Moda, Kylie Jenner e o circo mediático
Fora do ecrã, o espectáculo Timothée Chalamet continua. É presença constante na GQ, no Met Gala, em campanhas de luxo. Usa fatos que parecem desenhados sob alucinação criativa. E depois vem a namorada Kylie Jenner. A relação coloca-o na zona perigosa onde cinema, reality e gossip se confundem. Muitos afundam-se aí. Até agora, ele equilibra-se: dá alimento à máquina, mas continua a falar mais de filmes do que de marcas.

É o melhor actor da sua geração?
Resposta curta: está perigosamente perto. Timothée Chalamet tem timing. Vulnerabilidade. Carisma. Inteligência. Um radar afinado para projectos que não o vão envergonhar daqui a 20 anos. Não quer ser tudo para todos. Quer continuar a surpreender-se. Fala de “dar o melhor shot à sua arte” com seriedade quase antiga. Como se ainda acreditasse que isto é mais do que uma fábrica de conteúdos.
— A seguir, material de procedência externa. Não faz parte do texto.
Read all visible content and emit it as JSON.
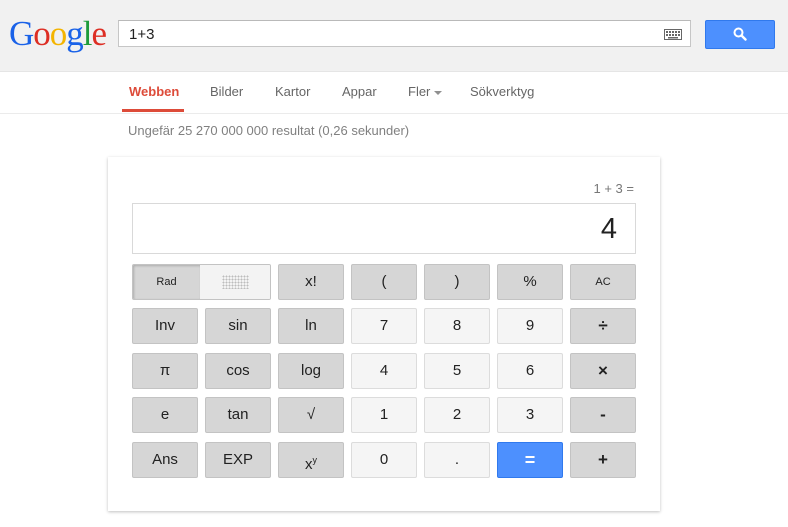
{
  "logo": {
    "letters": [
      "G",
      "o",
      "o",
      "g",
      "l",
      "e"
    ],
    "colors": [
      "#1a62e8",
      "#dd2e24",
      "#f4b400",
      "#1a62e8",
      "#1d9b3a",
      "#dd2e24"
    ]
  },
  "search": {
    "query": "1+3"
  },
  "nav": {
    "tabs": [
      "Webben",
      "Bilder",
      "Kartor",
      "Appar",
      "Fler",
      "Sökverktyg"
    ],
    "active": "Webben"
  },
  "result_stats": "Ungefär 25 270 000 000 resultat (0,26 sekunder)",
  "calculator": {
    "expression": "1 + 3 =",
    "display": "4",
    "rad_label": "Rad",
    "keys": {
      "fact": "x!",
      "lparen": "(",
      "rparen": ")",
      "percent": "%",
      "ac": "AC",
      "inv": "Inv",
      "sin": "sin",
      "ln": "ln",
      "n7": "7",
      "n8": "8",
      "n9": "9",
      "divide": "÷",
      "pi": "π",
      "cos": "cos",
      "log": "log",
      "n4": "4",
      "n5": "5",
      "n6": "6",
      "multiply": "×",
      "e": "e",
      "tan": "tan",
      "sqrt": "√",
      "n1": "1",
      "n2": "2",
      "n3": "3",
      "minus": "-",
      "ans": "Ans",
      "exp": "EXP",
      "pow_base": "x",
      "pow_exp": "y",
      "n0": "0",
      "dot": ".",
      "equals": "=",
      "plus": "+"
    }
  },
  "colors": {
    "accent_red": "#dd4b39",
    "search_blue": "#4d90fe"
  }
}
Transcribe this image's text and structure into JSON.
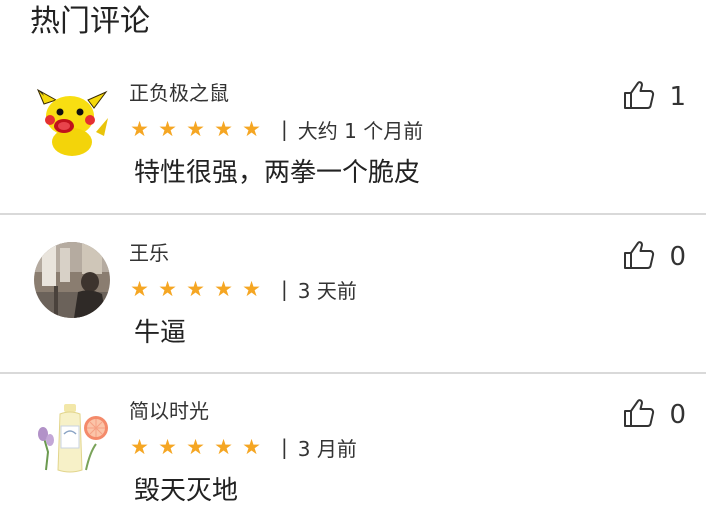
{
  "section_title": "热门评论",
  "comments": [
    {
      "username": "正负极之鼠",
      "rating": 5,
      "time": "大约 1 个月前",
      "content": "特性很强，两拳一个脆皮",
      "likes": "1"
    },
    {
      "username": "王乐",
      "rating": 5,
      "time": "3 天前",
      "content": "牛逼",
      "likes": "0"
    },
    {
      "username": "简以时光",
      "rating": 5,
      "time": "3 月前",
      "content": "毁天灭地",
      "likes": "0"
    }
  ],
  "star_glyph": "★",
  "separator": "|",
  "colors": {
    "star": "#f5a623",
    "divider": "#d9d9d9",
    "text": "#222222"
  },
  "icons": {
    "like": "thumbs-up-icon",
    "star": "star-icon"
  }
}
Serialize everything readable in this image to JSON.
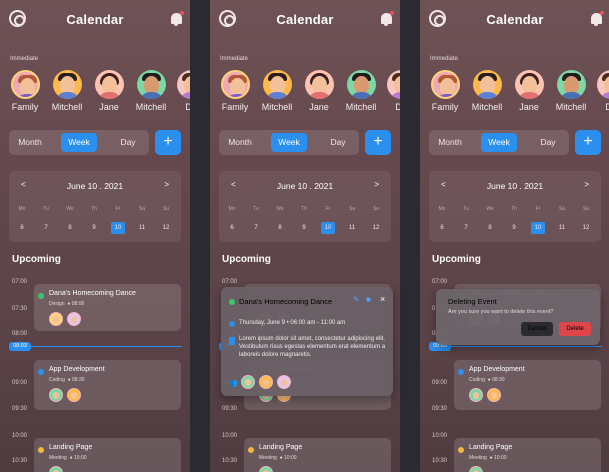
{
  "app_title": "Calendar",
  "group_label": "Immediate",
  "people": [
    {
      "name": "Family",
      "icon": "family-avatar-icon"
    },
    {
      "name": "Mitchell",
      "icon": "man-avatar-icon"
    },
    {
      "name": "Jane",
      "icon": "woman-avatar-icon"
    },
    {
      "name": "Mitchell",
      "icon": "man-avatar-icon"
    },
    {
      "name": "De",
      "icon": "person-avatar-icon"
    }
  ],
  "view_options": [
    "Month",
    "Week",
    "Day"
  ],
  "selected_view": "Week",
  "add_label": "+",
  "calendar": {
    "prev": "<",
    "next": ">",
    "month_label": "June 10 . 2021",
    "weekdays": [
      "Mo",
      "Tu",
      "We",
      "Th",
      "Fr",
      "Sa",
      "Su"
    ],
    "dates": [
      "6",
      "7",
      "8",
      "9",
      "10",
      "11",
      "12"
    ],
    "selected_date": "10"
  },
  "upcoming_label": "Upcoming",
  "times": [
    "07:00",
    "07:30",
    "08:00",
    "08:03",
    "09:00",
    "09:30",
    "10:00",
    "10:30"
  ],
  "current_time": "08:03",
  "events": [
    {
      "title": "Dana's Homecoming Dance",
      "category": "Design",
      "time": "08:00",
      "color": "#3dc46d"
    },
    {
      "title": "App Development",
      "category": "Coding",
      "time": "08:30",
      "color": "#2b8ff0"
    },
    {
      "title": "Landing Page",
      "category": "Meeting",
      "time": "10:00",
      "color": "#f4b63f"
    }
  ],
  "event_detail": {
    "title": "Dana's Homecoming Dance",
    "when": "Thursday, June 9  •  06:00 am - 11:00 am",
    "description": "Lorem ipsum dolor sit amet, consectetur adipiscing elit. Vestibulum risus egestas elementum erat elementum a laboreis dolore magnaretis.",
    "close": "×"
  },
  "delete_dialog": {
    "title": "Deleting Event",
    "message": "Are you sure you want to delete this event?",
    "cancel": "Cancel",
    "delete": "Delete"
  },
  "colors": {
    "accent": "#2b8ff0",
    "danger": "#e0454b",
    "green": "#3dc46d",
    "yellow": "#f4b63f"
  }
}
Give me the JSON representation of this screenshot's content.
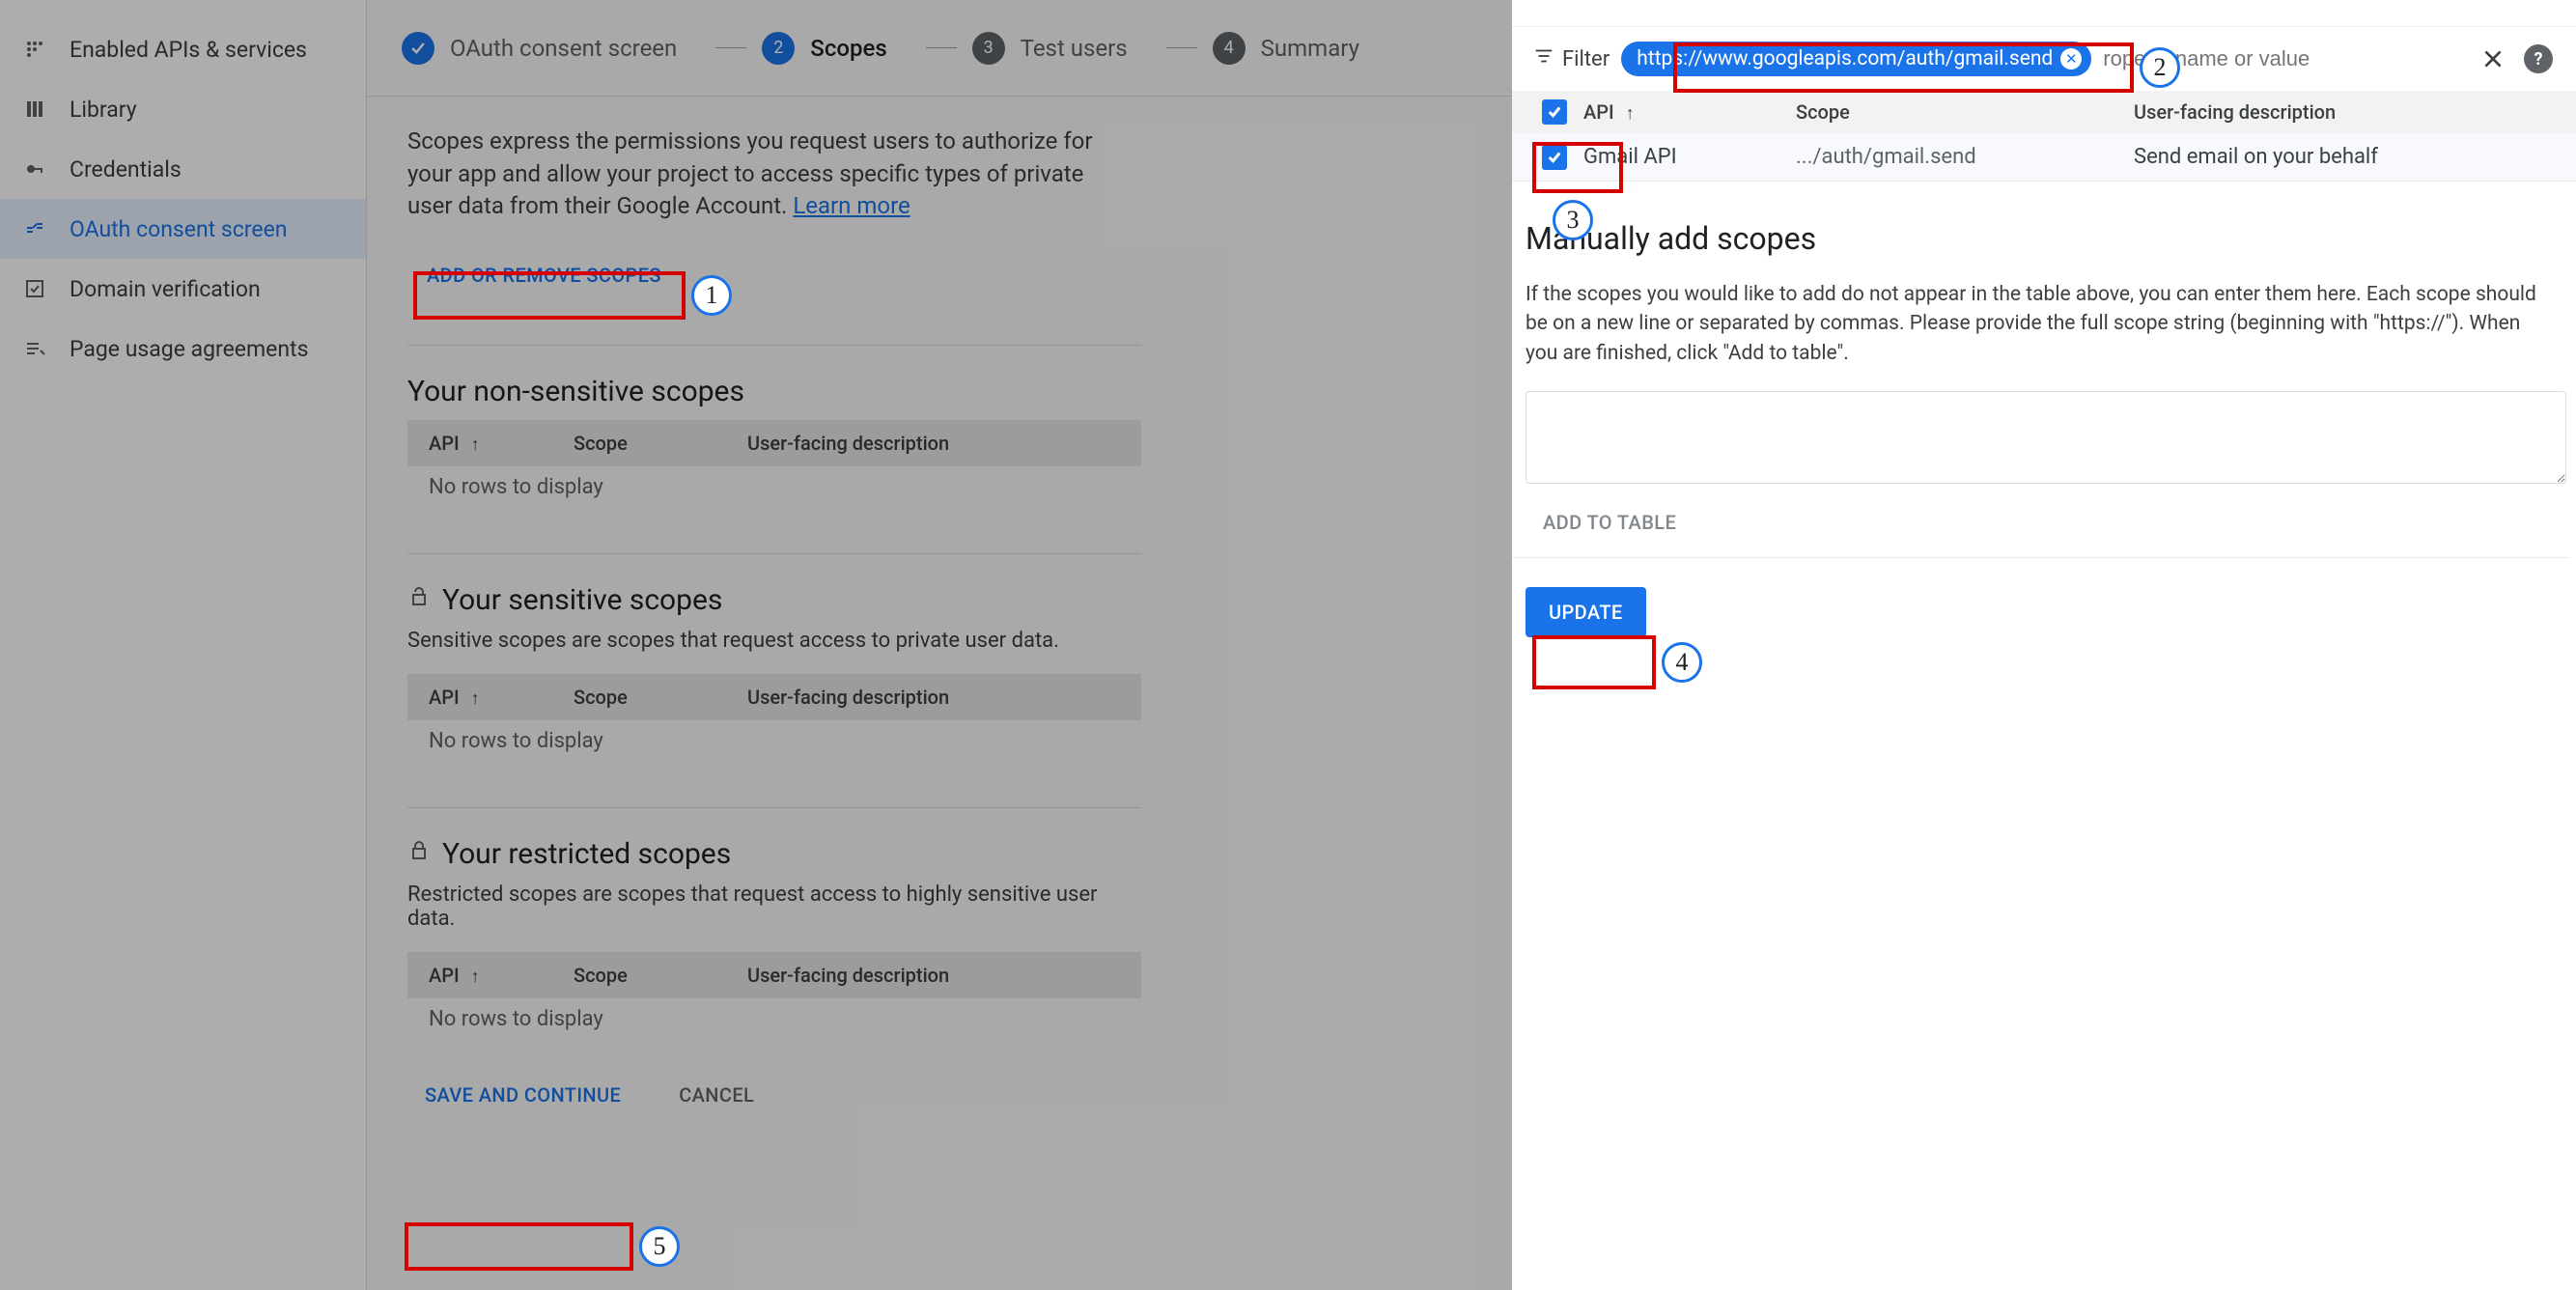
{
  "sidebar": {
    "items": [
      {
        "label": "Enabled APIs & services"
      },
      {
        "label": "Library"
      },
      {
        "label": "Credentials"
      },
      {
        "label": "OAuth consent screen"
      },
      {
        "label": "Domain verification"
      },
      {
        "label": "Page usage agreements"
      }
    ]
  },
  "stepper": {
    "step1": "OAuth consent screen",
    "step2": "Scopes",
    "step3": "Test users",
    "step4": "Summary"
  },
  "scopes": {
    "description_pre": "Scopes express the permissions you request users to authorize for your app and allow your project to access specific types of private user data from their Google Account. ",
    "learn_more": "Learn more",
    "add_remove_btn": "ADD OR REMOVE SCOPES",
    "section_nonsens_title": "Your non-sensitive scopes",
    "section_sens_title": "Your sensitive scopes",
    "section_sens_sub": "Sensitive scopes are scopes that request access to private user data.",
    "section_restr_title": "Your restricted scopes",
    "section_restr_sub": "Restricted scopes are scopes that request access to highly sensitive user data.",
    "table_head_api": "API",
    "table_head_scope": "Scope",
    "table_head_desc": "User-facing description",
    "no_rows": "No rows to display",
    "save_continue": "SAVE AND CONTINUE",
    "cancel": "CANCEL"
  },
  "panel": {
    "filter_label": "Filter",
    "filter_chip": "https://www.googleapis.com/auth/gmail.send",
    "filter_placeholder": "roperty name or value",
    "head_api": "API",
    "head_scope": "Scope",
    "head_desc": "User-facing description",
    "rows": [
      {
        "api": "Gmail API",
        "scope": ".../auth/gmail.send",
        "desc": "Send email on your behalf"
      }
    ],
    "manual_title": "Manually add scopes",
    "manual_desc": "If the scopes you would like to add do not appear in the table above, you can enter them here. Each scope should be on a new line or separated by commas. Please provide the full scope string (beginning with \"https://\"). When you are finished, click \"Add to table\".",
    "add_to_table": "ADD TO TABLE",
    "update": "UPDATE"
  },
  "annotations": {
    "n1": "1",
    "n2": "2",
    "n3": "3",
    "n4": "4",
    "n5": "5"
  }
}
A contradição que mantém Hollywood viva
Na verdade, Timothée Chalamet é uma contradição ambulante. Parece frágil, mas aguenta gigantes. Parece tímido, mas incendeia multidões. Parece perdido no ruído, mas decide com frieza. Num tempo dominado por remakes, universos partilhados e nostalgia reciclada, é estranho — e reconfortante — ver um actor jovem a apostar no risco, na ambiguidade e na emoção. Se continuar assim, pode ser histórico. Desde que mantenha o essencial: confiar no trabalho, desconfiar do circo e nunca desligar o cérebro. Vamos ver o que vai acontecer a 15 de março se tem a sua consagração com o Oscar de Melhor Actor 2026.